Und auch in die Mäkelei an der mangelhaften Verkehrsinfrastruktur mag der "Managing Director", wie er auf der Rückseite seiner zweisprachigen Visitenkarte betitelt wird, nicht einstimmen: Natürlich wäre ein näher gelegener Autobahnanschluss wünschenswert, aber ansonsten sei man bei Bosch in Gunzenhausen mit den Straßenverbindungen zufrieden. Besonders wichtig ist für die Kesselbauer, deren dickste "Brummer" schon mal sechs Meter hoch und 100 Tonnen schwer sein können, dass der Hafen in Roth gut erreichbar ist. Da gebe es zwei Routen, auf denen die Spezialtransporte nicht etwa durch zu niedrige Brücken blockiert werden. Und die Absprache mit den Behörden, etwa über Baustellen, klappe "hervorragend".

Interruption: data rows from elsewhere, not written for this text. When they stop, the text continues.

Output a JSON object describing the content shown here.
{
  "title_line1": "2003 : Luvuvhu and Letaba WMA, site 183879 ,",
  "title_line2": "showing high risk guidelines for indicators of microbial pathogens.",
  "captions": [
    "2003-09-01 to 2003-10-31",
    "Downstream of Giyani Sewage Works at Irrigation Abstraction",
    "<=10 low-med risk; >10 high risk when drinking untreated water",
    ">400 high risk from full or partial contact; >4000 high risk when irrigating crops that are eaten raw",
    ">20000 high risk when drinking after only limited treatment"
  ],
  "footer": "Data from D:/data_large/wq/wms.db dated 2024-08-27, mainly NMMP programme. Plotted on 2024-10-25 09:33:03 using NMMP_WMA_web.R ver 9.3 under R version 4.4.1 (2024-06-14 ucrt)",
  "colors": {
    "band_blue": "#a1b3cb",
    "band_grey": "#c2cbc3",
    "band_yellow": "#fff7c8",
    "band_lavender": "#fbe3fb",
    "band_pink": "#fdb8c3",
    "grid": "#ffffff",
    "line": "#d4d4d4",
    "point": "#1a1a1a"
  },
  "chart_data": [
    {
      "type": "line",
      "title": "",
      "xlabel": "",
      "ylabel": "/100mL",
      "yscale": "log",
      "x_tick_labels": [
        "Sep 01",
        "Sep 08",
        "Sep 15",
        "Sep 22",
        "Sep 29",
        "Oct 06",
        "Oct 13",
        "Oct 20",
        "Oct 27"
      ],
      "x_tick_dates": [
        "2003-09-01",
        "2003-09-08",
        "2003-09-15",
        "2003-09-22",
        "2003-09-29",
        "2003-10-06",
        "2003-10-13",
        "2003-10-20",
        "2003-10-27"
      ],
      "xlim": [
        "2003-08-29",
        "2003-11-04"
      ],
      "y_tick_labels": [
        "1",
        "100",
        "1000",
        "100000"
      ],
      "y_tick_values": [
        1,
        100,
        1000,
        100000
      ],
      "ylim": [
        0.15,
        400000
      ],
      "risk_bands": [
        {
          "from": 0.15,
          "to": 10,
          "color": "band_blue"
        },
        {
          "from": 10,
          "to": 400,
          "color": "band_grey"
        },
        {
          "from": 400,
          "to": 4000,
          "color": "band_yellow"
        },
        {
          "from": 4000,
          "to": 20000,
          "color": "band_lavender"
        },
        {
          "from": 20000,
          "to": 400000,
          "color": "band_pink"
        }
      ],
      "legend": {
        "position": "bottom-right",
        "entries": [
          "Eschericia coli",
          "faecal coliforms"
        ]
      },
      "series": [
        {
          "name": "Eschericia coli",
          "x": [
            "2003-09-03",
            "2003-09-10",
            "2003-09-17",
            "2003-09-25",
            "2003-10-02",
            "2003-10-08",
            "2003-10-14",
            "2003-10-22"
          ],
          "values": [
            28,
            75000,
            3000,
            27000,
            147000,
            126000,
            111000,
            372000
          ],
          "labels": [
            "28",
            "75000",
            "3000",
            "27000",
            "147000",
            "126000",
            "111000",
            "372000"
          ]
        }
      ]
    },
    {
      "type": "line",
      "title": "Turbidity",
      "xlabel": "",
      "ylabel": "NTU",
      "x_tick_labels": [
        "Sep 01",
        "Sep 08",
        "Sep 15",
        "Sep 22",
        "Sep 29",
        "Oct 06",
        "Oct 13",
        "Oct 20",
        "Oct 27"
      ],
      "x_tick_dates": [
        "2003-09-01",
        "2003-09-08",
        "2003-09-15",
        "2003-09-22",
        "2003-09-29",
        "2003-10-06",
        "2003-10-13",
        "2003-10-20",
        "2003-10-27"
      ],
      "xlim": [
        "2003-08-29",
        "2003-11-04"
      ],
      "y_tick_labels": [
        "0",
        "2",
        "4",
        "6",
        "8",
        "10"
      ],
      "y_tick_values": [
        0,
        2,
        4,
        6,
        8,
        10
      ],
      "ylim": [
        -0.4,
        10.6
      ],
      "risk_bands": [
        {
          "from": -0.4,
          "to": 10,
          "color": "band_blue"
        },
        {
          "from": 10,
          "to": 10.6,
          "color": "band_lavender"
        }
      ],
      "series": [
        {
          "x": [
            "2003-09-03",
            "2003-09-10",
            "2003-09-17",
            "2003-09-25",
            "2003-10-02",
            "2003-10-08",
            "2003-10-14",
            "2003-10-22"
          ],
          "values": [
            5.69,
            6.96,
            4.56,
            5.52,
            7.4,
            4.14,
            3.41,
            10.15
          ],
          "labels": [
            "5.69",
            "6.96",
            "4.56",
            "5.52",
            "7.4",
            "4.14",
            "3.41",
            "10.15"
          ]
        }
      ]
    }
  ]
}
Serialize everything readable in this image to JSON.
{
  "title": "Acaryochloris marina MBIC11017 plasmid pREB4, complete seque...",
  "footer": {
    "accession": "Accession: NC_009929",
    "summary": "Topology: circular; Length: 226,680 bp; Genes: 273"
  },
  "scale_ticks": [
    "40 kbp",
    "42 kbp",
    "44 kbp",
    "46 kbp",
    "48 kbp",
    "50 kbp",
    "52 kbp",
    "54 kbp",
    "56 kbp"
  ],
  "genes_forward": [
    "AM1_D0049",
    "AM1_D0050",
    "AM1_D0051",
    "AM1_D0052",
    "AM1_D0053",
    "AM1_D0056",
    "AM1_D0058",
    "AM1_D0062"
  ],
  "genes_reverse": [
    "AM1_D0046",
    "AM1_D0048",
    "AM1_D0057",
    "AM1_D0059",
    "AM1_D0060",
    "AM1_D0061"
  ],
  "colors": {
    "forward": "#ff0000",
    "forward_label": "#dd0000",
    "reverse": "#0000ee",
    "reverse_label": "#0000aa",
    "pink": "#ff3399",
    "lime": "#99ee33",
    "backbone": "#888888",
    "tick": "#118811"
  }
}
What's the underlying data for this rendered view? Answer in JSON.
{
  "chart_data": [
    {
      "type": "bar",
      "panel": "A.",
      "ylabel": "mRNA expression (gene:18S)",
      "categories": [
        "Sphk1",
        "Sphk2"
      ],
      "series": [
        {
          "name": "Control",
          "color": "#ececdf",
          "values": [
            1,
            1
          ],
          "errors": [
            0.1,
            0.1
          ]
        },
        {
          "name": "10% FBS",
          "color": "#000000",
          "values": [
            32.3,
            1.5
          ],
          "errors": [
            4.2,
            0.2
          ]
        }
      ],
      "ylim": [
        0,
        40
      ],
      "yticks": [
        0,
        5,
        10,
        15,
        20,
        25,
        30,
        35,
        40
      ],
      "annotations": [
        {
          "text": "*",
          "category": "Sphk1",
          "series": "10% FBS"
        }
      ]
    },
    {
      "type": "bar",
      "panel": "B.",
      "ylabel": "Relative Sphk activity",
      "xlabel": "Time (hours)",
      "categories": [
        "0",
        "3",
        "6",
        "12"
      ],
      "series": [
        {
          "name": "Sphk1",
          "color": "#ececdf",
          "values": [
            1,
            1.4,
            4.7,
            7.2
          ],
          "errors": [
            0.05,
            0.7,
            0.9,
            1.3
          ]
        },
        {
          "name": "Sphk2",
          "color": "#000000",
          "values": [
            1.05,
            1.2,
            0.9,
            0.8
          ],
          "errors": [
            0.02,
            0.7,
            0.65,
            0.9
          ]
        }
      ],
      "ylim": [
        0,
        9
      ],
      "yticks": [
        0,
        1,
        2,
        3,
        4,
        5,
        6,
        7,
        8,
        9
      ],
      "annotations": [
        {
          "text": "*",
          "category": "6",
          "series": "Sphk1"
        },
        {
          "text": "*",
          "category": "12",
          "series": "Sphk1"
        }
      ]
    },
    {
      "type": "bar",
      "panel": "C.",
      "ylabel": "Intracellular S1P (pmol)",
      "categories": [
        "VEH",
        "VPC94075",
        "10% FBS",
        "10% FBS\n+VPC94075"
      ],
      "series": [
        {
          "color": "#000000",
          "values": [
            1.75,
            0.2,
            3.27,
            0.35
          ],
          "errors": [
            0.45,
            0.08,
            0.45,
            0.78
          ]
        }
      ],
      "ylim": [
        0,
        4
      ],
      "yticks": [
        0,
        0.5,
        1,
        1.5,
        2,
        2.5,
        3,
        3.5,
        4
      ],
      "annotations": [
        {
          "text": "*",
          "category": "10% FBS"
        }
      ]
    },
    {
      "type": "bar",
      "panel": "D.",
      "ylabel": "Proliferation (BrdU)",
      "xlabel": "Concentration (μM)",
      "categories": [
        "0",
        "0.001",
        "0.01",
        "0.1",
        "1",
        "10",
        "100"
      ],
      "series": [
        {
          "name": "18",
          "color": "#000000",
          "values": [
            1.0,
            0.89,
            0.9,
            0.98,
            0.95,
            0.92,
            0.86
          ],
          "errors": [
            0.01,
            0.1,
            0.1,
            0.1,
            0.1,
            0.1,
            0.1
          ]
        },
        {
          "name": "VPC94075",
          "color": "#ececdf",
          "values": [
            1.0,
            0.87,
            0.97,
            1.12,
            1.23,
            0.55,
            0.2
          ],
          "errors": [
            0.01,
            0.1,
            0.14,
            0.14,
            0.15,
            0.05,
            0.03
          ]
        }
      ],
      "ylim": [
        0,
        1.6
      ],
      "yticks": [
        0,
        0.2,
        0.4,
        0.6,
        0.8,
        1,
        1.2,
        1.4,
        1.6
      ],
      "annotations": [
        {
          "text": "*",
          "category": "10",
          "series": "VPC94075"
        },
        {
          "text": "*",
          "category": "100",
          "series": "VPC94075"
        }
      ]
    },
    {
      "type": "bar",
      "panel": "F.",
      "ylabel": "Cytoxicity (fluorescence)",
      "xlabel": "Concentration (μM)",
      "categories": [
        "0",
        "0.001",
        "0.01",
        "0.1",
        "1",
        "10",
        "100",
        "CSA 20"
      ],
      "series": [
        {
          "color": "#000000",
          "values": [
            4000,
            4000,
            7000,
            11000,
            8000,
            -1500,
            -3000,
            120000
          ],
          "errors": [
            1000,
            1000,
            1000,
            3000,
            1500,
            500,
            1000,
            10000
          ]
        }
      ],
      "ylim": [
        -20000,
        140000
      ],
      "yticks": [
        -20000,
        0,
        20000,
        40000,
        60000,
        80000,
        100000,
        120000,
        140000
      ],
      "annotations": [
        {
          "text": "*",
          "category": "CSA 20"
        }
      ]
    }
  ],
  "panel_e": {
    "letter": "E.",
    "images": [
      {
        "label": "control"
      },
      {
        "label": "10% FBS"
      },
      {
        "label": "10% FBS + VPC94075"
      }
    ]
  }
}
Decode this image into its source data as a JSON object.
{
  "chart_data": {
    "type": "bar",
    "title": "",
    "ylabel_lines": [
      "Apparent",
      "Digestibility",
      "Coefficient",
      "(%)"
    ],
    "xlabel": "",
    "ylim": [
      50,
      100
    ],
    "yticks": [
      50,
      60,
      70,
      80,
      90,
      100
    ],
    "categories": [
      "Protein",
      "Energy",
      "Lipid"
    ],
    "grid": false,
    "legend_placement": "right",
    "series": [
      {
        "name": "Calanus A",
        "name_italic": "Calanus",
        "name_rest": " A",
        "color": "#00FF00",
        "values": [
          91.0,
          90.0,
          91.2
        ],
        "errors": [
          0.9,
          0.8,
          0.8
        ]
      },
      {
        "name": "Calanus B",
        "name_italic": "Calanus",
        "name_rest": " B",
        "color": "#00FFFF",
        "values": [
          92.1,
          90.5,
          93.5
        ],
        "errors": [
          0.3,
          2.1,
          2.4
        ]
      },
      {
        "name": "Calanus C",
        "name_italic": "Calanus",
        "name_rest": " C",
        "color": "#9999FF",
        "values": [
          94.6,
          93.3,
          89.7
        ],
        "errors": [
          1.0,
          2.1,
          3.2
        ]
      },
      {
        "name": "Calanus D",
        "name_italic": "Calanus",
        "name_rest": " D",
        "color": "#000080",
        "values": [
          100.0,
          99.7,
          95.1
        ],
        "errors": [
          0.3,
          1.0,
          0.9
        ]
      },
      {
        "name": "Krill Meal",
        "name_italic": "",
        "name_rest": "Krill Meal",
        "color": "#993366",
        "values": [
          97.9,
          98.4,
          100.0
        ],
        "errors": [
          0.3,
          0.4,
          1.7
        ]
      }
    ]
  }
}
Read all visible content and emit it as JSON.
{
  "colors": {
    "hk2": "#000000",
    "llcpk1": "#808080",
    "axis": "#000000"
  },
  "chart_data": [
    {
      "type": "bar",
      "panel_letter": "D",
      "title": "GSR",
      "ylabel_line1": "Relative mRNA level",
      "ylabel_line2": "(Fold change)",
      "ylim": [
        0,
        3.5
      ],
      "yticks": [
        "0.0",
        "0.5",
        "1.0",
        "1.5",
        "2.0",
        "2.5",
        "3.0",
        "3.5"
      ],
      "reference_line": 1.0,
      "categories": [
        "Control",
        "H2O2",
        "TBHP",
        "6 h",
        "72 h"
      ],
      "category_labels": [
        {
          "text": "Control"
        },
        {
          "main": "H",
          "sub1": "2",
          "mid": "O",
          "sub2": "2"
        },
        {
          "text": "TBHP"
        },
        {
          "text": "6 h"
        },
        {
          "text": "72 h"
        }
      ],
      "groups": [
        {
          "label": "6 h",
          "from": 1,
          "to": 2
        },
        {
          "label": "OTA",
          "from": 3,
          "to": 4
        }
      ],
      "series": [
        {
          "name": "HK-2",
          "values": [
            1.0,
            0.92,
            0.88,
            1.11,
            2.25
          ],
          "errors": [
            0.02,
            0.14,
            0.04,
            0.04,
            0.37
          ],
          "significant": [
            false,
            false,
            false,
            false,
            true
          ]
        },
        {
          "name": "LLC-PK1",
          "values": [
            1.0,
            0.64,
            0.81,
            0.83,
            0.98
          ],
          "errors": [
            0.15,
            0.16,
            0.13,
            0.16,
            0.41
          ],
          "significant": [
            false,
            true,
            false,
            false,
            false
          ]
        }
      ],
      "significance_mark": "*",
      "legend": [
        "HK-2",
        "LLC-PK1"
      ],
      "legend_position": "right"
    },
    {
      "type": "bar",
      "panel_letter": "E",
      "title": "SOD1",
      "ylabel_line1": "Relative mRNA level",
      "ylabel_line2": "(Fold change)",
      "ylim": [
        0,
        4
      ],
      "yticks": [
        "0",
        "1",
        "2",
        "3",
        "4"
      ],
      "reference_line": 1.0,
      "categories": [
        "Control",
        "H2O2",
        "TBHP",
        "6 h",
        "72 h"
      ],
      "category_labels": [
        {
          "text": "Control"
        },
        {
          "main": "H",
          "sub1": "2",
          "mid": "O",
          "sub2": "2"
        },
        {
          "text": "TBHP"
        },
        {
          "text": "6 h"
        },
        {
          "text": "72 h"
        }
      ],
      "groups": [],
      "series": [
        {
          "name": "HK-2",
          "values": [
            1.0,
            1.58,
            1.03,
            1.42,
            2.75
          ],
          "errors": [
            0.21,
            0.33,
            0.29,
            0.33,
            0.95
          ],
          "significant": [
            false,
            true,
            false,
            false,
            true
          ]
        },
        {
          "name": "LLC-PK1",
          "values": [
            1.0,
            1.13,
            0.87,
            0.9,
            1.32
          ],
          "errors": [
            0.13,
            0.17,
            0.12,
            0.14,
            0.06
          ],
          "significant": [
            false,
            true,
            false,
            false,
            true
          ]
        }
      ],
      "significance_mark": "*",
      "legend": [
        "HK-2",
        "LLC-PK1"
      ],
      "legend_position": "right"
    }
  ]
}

Um den Standort Gunzenhausen jedenfalls müsse man sich keine Sorgen machen, beteuert der neue Geschäftsführer. Denn die Dampf- und Heißwasserkessel aus dem Seenland würden in fast allen Industriebranchen gebraucht, etwa im Textil-, im Nahrungsmittel- oder im Baustoffbereich. Und im Brauwesen: "Acht von zehn Bieren werden in Deutschland mit Prozesswärme aus unseren Kesseln gebraut", sagt Marketingleiter Daniel Gosse stolz. Ein Satz, der auch seinem Chef sichtlich gut gefällt.

Die Bosch-Kessel zeichneten sich durch eine besonders hohe Effizienz aus, ein Faktor, der auch in Zukunft immer wichtiger werde, und in Gunzenhausen sei man in der Lage, auch große, sehr komplexe Anlagen zu bauen — und sie über Jahrzehnte hinweg zu betreuen beziehungsweise auch zu modernisieren. Die ältesten Produkte, für die es derzeit noch Wartungsverträge gebe, seien über 50 Jahre alt.

Alles in allem sei das Unternehmen am Standort Gunzenhausen "extrem solide, extrem gut aufgestellt und durch die Bosch-Übernahme sehr gestärkt", gerät Hendrik Wermers fast ein wenig ins Schwärmen. Und erst bei der Frage nach dem Umsatz, der hier erwirtschaftet werde, wird er wieder Bosch-typisch diskret. Freundlich lächelnd sagt er dann: "Umsatz? Ja, machen wir. Und gerne auch etwas mehr."